W czeskiej ekstraklasie mężczyzn w ostatnich dniach grano trochę na raty. Nadrabiano ligowe zaległości, ale także rozegrano szesnastą kolejkę spotkań. Tuż przed świętami w ramach trzynastej kolejki CEZ Karlovarsko rozprawił się na wyjeździe w trzech setach z Usti nad Labem. Mecz był dość jednostronnym widowiskiem, a w końcówkach goście kontrolowali sytuację na boisku. Mimo że gospodarze dysponowali stabilniejszym przyjęciem, to nie przełożyli tego na przewagę na siatce. Na niej dominowali przyjezdni, którzy dali się tylko 3 razy zatrzymać blokiem, a w ataku osiągnęli 60% skuteczności. Pierwsze skrzypce w ich szeregach grał Łukasz Wiese, który zgromadził na koncie 15 oczek. Polak popisał się 1 asem serwisowym, 2 blokami, a pozostałe punkty zdobył w ataku, w którym jego skuteczność osiągnęła 63%. Sporo pracy miał także w przyjęciu, w którym angażowany był 21 razy, a jego wskaźnik skuteczności oszacowano w tym elemencie na 43%.

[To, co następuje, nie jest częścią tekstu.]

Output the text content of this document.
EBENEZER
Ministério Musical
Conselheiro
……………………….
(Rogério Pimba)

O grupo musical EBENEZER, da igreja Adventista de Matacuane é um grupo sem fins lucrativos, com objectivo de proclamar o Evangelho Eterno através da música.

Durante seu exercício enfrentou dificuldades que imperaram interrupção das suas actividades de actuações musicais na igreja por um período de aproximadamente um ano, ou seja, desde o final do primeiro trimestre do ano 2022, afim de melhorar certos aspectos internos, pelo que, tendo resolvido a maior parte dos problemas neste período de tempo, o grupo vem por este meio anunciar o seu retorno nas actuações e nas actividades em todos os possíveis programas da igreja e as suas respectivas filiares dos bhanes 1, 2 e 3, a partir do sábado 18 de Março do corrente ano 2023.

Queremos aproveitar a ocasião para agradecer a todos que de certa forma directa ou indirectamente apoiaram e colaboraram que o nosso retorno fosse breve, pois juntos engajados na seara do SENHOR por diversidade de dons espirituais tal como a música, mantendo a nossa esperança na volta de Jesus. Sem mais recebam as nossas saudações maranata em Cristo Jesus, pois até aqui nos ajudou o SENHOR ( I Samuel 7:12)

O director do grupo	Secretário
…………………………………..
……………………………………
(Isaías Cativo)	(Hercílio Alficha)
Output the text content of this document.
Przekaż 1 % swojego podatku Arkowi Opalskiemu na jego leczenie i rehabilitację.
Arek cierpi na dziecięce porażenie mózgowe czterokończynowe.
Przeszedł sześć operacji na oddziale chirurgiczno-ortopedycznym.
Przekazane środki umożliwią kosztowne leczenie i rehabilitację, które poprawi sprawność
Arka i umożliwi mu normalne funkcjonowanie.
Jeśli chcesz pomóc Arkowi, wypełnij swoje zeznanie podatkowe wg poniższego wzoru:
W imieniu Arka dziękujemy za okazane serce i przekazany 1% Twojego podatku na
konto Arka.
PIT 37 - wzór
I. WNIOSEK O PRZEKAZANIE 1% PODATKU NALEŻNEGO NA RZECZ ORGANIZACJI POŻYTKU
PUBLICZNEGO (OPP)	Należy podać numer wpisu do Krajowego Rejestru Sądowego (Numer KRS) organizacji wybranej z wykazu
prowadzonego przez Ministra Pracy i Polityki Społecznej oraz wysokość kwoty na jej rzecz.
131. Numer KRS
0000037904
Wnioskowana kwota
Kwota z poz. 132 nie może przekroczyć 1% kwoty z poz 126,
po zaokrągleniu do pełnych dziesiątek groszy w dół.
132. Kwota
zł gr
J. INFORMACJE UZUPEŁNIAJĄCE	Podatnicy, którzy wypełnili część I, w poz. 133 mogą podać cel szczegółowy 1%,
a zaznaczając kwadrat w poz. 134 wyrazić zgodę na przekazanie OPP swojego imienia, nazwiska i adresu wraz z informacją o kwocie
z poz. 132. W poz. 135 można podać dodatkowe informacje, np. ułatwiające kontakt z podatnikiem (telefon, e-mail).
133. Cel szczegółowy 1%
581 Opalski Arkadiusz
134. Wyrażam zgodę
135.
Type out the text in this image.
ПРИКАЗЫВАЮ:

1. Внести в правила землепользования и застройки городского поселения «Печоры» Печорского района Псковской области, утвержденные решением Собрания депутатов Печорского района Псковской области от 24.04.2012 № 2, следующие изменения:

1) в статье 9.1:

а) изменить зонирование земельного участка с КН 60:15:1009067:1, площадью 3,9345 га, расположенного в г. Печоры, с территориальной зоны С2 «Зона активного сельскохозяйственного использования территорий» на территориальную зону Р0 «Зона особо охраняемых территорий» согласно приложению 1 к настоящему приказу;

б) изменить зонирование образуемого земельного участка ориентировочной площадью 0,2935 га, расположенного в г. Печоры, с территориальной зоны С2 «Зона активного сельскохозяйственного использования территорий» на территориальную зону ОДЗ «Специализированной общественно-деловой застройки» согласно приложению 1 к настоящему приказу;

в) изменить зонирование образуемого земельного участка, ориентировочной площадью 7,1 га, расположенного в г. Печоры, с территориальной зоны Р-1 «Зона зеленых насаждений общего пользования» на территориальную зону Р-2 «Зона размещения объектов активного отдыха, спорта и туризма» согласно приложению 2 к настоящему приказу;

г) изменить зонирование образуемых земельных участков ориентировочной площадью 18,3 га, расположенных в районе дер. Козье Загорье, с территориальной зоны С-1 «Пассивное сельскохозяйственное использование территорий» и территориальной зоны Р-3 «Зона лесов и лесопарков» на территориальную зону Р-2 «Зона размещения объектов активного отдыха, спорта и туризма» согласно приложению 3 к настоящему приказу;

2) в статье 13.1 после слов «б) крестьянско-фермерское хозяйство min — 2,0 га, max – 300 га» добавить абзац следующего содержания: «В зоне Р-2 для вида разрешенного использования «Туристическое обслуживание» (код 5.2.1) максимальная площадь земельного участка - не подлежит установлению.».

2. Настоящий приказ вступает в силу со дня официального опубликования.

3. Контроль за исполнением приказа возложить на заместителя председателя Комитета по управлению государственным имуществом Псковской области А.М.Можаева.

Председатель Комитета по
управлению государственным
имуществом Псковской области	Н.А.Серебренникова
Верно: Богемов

Również przed świętami zainaugurowano szesnastą kolejkę, w której Black Volley Beskydy został rozgromiony przez Jihostroj Czeskie Budziejowice. Gospodarze nie mieli nic do powiedzenia w całym meczu, zdobywając w nim zaledwie 46 punktów. Brakowało im punktu zaczepienia. Nie potrafili przedrzeć się przez blok rywali, którym byli zatrzymywani aż 16 razy. Do tego faworyci dołożyli 49% skuteczności w ataku, co w pełni wystarczyło im do odniesienia zwycięstwa. Black Volley nie pomógł Maciej Krysiak, który zdobył zaledwie 3 punkty – 1 w bloku i 2 w ataku, w którym jego skuteczność wyniosła 17%. Lepiej spisał się w defensywie, w której angażowany był 13 razy, a jego skuteczność oszacowano na 62%.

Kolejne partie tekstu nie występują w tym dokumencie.